Wednesday, January 11, 2012

Organic 101

 I would love to grow my own fruits and vegetables all year long...canning and safely preserving all my family's produce...shelling beans on the front porch while sipping sweet tea...  That would be the 100% way to make sure your produce is pesticide free, right? But I haven't seemed to morph into Martha Stewart and the only method of preserving I know is clean, peel, chop, freezer bag (I will learn how to can this summer!). So until my own personal produce farm and greenhouse develops, I follow these guidelines and shop at Kroger:

The Dirty Dozen & the Clean Fifteen

     Each year, the Environmental Working Group (EWG) puts out a list of the 12 types of produce that contain the highest levels of pesticides. These are the fruits and veggies you want to get organic whenever possible. What is the harm in pesticides? Is is really worth buying organic produce? In many studies, pesticide exposure has been  linked to multiple health problems such as birth defects, cancers, and neurological disorders (more on this topic in a future post). 

     Just because plums, for example, aren't on the dozen list, doesn't mean they are "safe" (whatever that means in today's food industry). It only means their pesticide level was less than the top 12. Think about it this way - the more fragile fruits tend to get sprayed more in order to make it half way across the country in a truck and then look pretty and shiny in the grocery store. Produce gets sprayed while growing and then again after being picked in order to last and look good. This is another great reason to buy from local farmers! 

     Some things are not a huge difference in price from the non-organic while others can get pretty pricey. I like to stick to this list as to what I will buy organic but to keep costs down, I usually only buy what's in season. Strawberries are about 5.99 a pint this time of year (around 2.50-2.99 in the summer) so this is a fruit you will NOT see in my shopping cart any time soon! Also, as discussed in the previous paragraph, organic produce tends to not have as long of a shelf life as non organic. Keep this in mind with the amount of produce you purchase at a time so that your trash doesn't end up eating organic too.
     Below is the 2011 "Dirty Dozen" list. I've included the typical price range for the items at Kroger grocery stores in the Central Virginia area:
  1. Apples (on sale, 1.49-1.99/lb)
  2. Celery (Occasionally $1/bunch, typically $2-3/bunch)
  3. Strawberries (see above)
  4. Peaches (in season, same price as apples)
  5. Spinach ($5-$6 for a large box in the salad section - good to use for salads for a few days then cook and freeze the rest for a casserole, soup, etc)
  6. Nectarines (around 2.99ish/lb)
  7. Imported Grapes (1.99-2.99 in season)
  8. Sweet bell peppers (usually pricey! Typically around $3+/each)
  9. Potatoes (Russets usually run 1.99-2.99 for a 3lb bag, these keep well in the fridge for a couple weeks)
  10. Domestic blueberries (pricey! $4-5+ for small, 4oz container)
  11. Lettuce (2.99/three heads of Romaine; 1.99+/head of iceburg)
  12. Kale/Collard Greens (around 2.99/lb)  
 Apples were found to be very high in pesticides. These are my girls with the apples we picked at a local orchard last fall. This is a great way to get fruit in the fall season! It was a lot of fun too (don't they look thrilled?).
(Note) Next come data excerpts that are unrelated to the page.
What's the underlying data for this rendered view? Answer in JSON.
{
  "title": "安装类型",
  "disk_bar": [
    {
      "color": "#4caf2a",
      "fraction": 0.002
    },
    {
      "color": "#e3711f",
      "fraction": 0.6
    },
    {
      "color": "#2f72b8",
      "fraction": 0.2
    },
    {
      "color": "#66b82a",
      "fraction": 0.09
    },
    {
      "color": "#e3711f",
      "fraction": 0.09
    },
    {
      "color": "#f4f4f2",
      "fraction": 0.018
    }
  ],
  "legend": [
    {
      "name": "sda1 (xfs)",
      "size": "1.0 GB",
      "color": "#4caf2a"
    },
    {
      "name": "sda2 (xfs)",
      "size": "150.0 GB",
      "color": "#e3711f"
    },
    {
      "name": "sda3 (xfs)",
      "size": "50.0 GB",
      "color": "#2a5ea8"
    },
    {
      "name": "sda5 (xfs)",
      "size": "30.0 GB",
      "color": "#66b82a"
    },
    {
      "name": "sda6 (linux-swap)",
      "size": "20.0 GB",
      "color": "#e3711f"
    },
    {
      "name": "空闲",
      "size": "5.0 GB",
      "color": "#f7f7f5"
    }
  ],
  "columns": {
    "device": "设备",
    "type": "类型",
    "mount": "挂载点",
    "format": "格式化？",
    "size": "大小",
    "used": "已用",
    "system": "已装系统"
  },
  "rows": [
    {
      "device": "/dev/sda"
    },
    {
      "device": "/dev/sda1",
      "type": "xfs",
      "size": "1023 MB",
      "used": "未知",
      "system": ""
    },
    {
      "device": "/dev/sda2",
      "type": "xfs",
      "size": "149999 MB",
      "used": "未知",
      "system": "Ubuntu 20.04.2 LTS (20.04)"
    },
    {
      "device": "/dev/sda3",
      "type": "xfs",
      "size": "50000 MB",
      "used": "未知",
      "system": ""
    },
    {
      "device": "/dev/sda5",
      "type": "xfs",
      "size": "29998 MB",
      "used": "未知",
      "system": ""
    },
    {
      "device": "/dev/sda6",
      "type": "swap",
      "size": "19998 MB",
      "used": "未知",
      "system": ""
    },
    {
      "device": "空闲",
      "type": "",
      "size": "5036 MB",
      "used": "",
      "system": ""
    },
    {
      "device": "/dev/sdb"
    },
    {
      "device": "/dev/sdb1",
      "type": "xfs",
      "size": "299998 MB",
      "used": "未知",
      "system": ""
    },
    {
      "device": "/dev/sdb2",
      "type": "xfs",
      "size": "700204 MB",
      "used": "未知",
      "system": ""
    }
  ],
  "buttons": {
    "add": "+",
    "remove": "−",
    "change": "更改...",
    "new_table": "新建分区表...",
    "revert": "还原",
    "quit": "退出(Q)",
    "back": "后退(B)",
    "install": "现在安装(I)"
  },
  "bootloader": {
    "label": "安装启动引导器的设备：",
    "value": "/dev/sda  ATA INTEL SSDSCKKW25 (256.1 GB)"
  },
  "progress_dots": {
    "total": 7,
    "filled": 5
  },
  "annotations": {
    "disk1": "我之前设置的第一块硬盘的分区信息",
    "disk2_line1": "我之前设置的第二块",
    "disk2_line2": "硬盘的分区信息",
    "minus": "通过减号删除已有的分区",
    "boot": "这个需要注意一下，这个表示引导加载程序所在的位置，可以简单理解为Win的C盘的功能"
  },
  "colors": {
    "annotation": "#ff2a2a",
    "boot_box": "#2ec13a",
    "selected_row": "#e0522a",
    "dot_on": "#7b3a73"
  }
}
Because organic does tend to be more expensive, I would rather not spend the extra money on something organic when the non organic variety is very low in pesticide levels. For example, I never buy a $5 org. cantaloupe in the summer. I get a regular one and wash it well before cutting it up. The "Clean Fifteen" list helps you to know what foods are safer as far as having the lowest pesticide levels:
  1. Onions
  2. Sweet corn (Note: much of today's corn seeds, used to feed livestock as well as for human consumption, are Genetically Modified [GMO] - post to come on this issue!)
  3. Pineapple
  4. Avocado
  5. Asparagus 
  6. Sweet Peas
  7. Mangoes
  8. Eggplant
  9. Domestic Cantelope
  10. Kiwi
  11. Cabage
  12. Watermelon
  13. Sweet Potato 
  14. Grapefruit
  15. Mushrooms
 Most grocery stores have organic produce clearly marked but another way to check is on the PLU code; most organic produce begins with 9 or 94. And there you go! I hope this helps on your next shopping trip to keep the pesticides in your cart, and on your table, to a bare minimum!
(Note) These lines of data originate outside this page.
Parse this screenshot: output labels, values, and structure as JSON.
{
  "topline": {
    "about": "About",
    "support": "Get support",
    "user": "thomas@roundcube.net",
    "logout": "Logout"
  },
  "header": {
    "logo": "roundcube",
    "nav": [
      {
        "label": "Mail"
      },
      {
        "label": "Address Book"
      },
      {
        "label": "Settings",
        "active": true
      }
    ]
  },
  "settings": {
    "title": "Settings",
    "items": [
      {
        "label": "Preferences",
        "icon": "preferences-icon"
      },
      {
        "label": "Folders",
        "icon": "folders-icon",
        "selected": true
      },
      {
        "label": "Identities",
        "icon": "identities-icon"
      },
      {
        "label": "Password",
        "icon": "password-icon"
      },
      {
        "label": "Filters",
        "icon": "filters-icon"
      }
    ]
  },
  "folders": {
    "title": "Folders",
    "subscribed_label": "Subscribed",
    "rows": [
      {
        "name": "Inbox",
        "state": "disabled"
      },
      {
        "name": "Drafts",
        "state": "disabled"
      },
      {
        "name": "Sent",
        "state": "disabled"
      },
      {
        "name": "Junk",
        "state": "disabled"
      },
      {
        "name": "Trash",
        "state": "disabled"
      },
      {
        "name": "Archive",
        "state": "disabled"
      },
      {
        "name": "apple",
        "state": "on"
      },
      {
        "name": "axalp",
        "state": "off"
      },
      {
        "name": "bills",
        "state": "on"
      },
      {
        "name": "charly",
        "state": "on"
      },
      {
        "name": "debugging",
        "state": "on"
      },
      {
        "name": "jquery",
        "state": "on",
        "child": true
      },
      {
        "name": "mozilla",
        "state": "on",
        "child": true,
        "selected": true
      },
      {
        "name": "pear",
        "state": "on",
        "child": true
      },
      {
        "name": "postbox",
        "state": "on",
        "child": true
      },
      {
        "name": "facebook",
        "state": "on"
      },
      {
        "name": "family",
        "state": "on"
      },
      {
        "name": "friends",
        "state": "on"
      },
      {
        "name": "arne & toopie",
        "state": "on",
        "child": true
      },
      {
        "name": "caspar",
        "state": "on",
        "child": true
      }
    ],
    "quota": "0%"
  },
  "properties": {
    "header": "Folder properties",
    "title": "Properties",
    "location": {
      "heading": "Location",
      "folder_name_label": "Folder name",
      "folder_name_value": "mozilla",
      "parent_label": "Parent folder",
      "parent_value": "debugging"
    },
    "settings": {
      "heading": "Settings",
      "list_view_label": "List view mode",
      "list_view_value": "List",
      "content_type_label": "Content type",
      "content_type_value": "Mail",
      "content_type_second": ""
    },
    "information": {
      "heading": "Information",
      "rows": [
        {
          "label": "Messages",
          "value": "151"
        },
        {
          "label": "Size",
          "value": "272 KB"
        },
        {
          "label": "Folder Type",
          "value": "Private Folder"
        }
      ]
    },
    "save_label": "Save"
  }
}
  1. I love this new blog, I just got a google account so I can comment, lol :) I made soup yesterday with tomatoes from a paper carton, rainbow chard (organic) and I acutally soaked the beans rather than getting canned :) There were some other ingredients, like onions and garlic (glad to see onions on the "clean 15") I also used organic chicken broth. It tasted yummy and so glad it's good for you! :) Thanks for inspiring me!!

  2. That is so great LeeAnn!!! Sounds tasty AND healthy!